Surya memperhatikan wajah Lissa dalam-dalam saat tidur. Rambut jeraminya kini terjalin rapi karena tadi disisir dan ditata dengan gaya princess oleh Bella. Hidung mancungnya tampak serasi dengan bibir mungilnya.

'Saat besar nanti pasti kau jadi gadis yang cantik sekali, Lissa. Hanya manusia yang tak punya hati yang tega membuangmu.' Batin Surya. Rasa sesak dan berat memenuhi ruang hatinya.

Semakin lekat Surya menatap wajah Lissa, lama-lama ia menemukan kesamaan dengan sosok bocah perempuan yang sering hadir dalam mimpinya. Ia terhenyak!

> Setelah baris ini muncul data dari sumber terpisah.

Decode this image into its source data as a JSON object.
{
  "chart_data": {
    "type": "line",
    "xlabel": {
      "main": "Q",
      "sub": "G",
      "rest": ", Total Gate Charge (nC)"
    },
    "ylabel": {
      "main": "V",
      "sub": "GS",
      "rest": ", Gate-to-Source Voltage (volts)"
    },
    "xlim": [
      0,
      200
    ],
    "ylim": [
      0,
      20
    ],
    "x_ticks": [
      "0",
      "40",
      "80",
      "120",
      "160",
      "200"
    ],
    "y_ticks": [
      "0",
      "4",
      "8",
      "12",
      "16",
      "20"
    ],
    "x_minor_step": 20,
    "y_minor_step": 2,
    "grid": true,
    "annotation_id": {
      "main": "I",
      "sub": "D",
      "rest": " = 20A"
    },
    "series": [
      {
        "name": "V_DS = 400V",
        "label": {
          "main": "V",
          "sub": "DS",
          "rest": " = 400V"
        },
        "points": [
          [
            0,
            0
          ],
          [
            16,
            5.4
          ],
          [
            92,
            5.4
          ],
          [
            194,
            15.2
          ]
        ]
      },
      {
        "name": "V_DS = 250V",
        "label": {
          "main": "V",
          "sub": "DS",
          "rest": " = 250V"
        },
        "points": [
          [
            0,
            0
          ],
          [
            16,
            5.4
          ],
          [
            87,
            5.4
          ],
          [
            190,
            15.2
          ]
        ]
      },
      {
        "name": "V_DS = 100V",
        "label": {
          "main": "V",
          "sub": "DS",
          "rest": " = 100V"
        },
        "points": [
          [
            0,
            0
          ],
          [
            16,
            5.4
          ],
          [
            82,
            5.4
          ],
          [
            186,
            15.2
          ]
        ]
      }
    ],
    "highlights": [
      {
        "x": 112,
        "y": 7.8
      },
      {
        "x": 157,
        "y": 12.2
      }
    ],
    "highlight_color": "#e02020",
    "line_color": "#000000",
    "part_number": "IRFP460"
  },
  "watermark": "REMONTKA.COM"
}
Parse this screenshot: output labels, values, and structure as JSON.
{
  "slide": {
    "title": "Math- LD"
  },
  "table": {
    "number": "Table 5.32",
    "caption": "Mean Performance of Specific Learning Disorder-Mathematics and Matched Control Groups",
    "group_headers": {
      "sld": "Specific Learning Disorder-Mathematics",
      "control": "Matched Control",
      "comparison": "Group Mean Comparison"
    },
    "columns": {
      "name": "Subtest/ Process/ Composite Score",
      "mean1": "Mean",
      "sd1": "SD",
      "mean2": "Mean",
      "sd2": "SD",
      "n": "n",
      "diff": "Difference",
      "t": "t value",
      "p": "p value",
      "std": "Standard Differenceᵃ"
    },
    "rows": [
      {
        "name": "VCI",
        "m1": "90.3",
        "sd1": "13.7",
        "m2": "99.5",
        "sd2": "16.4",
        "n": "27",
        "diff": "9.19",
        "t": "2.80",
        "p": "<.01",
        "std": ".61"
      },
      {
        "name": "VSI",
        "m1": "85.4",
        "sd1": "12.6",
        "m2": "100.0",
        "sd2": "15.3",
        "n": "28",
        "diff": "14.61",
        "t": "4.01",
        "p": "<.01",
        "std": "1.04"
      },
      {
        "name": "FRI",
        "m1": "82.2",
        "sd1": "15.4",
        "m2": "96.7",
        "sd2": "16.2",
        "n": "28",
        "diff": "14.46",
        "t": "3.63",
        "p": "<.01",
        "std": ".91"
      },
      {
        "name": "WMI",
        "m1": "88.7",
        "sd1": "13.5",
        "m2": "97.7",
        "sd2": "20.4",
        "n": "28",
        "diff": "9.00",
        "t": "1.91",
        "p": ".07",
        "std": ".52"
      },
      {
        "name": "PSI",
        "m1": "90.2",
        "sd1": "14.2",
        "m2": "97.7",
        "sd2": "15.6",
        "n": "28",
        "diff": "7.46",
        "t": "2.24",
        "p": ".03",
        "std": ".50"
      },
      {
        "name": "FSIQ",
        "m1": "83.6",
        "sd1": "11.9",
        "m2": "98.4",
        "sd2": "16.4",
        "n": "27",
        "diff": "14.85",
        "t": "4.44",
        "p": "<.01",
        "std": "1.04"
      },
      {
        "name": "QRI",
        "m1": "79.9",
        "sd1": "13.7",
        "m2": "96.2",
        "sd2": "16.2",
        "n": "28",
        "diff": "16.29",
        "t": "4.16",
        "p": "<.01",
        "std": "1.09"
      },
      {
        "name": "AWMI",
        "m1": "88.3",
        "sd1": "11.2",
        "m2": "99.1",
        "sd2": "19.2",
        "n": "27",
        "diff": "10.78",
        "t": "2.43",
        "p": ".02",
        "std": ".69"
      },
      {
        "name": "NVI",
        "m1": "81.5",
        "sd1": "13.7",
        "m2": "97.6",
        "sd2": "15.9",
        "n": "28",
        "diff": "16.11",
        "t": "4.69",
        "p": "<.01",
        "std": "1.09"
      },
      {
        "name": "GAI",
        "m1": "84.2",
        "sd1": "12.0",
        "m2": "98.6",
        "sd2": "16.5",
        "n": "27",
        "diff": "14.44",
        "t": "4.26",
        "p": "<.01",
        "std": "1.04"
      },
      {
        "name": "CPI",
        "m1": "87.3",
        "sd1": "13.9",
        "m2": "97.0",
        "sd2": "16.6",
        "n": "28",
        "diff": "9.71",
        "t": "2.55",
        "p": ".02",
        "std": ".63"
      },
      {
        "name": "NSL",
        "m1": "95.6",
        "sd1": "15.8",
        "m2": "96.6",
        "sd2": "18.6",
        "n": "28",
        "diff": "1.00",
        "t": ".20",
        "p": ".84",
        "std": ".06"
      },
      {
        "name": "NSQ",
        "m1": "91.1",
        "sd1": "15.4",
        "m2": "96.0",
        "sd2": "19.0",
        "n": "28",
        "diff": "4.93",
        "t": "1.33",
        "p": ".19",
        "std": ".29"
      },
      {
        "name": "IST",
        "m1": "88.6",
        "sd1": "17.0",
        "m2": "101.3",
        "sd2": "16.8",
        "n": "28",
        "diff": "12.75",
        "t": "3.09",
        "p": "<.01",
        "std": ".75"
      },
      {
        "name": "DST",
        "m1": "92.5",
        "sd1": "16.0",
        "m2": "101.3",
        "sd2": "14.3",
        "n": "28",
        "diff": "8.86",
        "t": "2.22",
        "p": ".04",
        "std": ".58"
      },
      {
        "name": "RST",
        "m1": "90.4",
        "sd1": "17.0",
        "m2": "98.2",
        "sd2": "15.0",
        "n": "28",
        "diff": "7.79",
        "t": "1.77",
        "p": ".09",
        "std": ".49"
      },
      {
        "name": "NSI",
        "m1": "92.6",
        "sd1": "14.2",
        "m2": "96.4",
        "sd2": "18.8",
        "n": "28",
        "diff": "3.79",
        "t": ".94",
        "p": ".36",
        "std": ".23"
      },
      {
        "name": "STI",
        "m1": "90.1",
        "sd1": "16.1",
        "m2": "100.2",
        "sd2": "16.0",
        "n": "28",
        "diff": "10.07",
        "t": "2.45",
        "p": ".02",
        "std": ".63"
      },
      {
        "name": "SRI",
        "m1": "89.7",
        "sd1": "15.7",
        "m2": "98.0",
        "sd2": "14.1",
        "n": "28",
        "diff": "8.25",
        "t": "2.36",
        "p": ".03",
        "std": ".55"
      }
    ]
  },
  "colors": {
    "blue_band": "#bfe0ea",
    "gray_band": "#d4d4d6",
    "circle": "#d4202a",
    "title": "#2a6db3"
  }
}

'Wajah mereka mirip sekali, hanya saja anak ini lebih lebih penakut dan pemuram. Sementara anak dalam mimpiku sangat ceria, seperti tak memiliki beban hidup.' Surya membuat kesimpulan sendiri.

Surya berada di kamar Lissa sampai lewat tengah malam, ia sendiri sebenarnya sudah merasa mengantuk tapi enggan meninggalkan anak itu.

Berulangkali ia menguap dan menyandarkan kepalanya di dinding. Ia tertidur sambil duduk menjaga Lissa.

Goncangan ringan di tangan membuat Surya membuka matanya. Dilihatnya Sarah sudah ada di depannya dan membangunkannya.

"Ayah, pindah tidur ke kamar sana, biar gantian Ibu yang jaga Lissa," ucap Sarah. Perempuan itu tampak baru saja mencuci muka. Wajahnya terlihat segar, siap bergantian berjaga.

"Eh, iya ... Iya, Bu. Sudah jam berapa sekarang?" tanya Surya geragapan. Ia mencari-cari ponselnya yang tadi sembarangan diletakkan di atas tempat tidur Lissa.

Sarah menengok jam dinding yang ada di kamar. "Jam 2 lewat. Sudah sana tidur, biar aku yang di sini," ujarnya. "Ayah masih bisa tidur beberapa jam sebelum besok ke kantor," imbuhnya.

Surya berdiri dan meregangkan badannya. "Oke, gantian berjaga. Kalau ada apa-apa bangunkan Ayah ya, Bu," pesan Surya.

Sarah menjawab pendek,"Ya, pastinya."

Sepeninggal Surya, Sarah ikut berbaring di samping Lissa. Tempar tidurnya cukup luas hingga bisa dipakai untuk tidur orang dewasa di sebelahnya.

Naluri keibuan Sarah terus bertambah pada Lissa seiring semakin seringnya mereka bersama.

Jauh di lubuk hati Sarah ia senang memiliki anak lagi. Seandainya suaminya menghendaki anak itu untuk diadopsi, ia pasti akan mendukungnya. Sarah tersenyum kecil.

Lissa tiba-tiba membalikkan badan dan memeluknya. "Mama ..." gumamnya.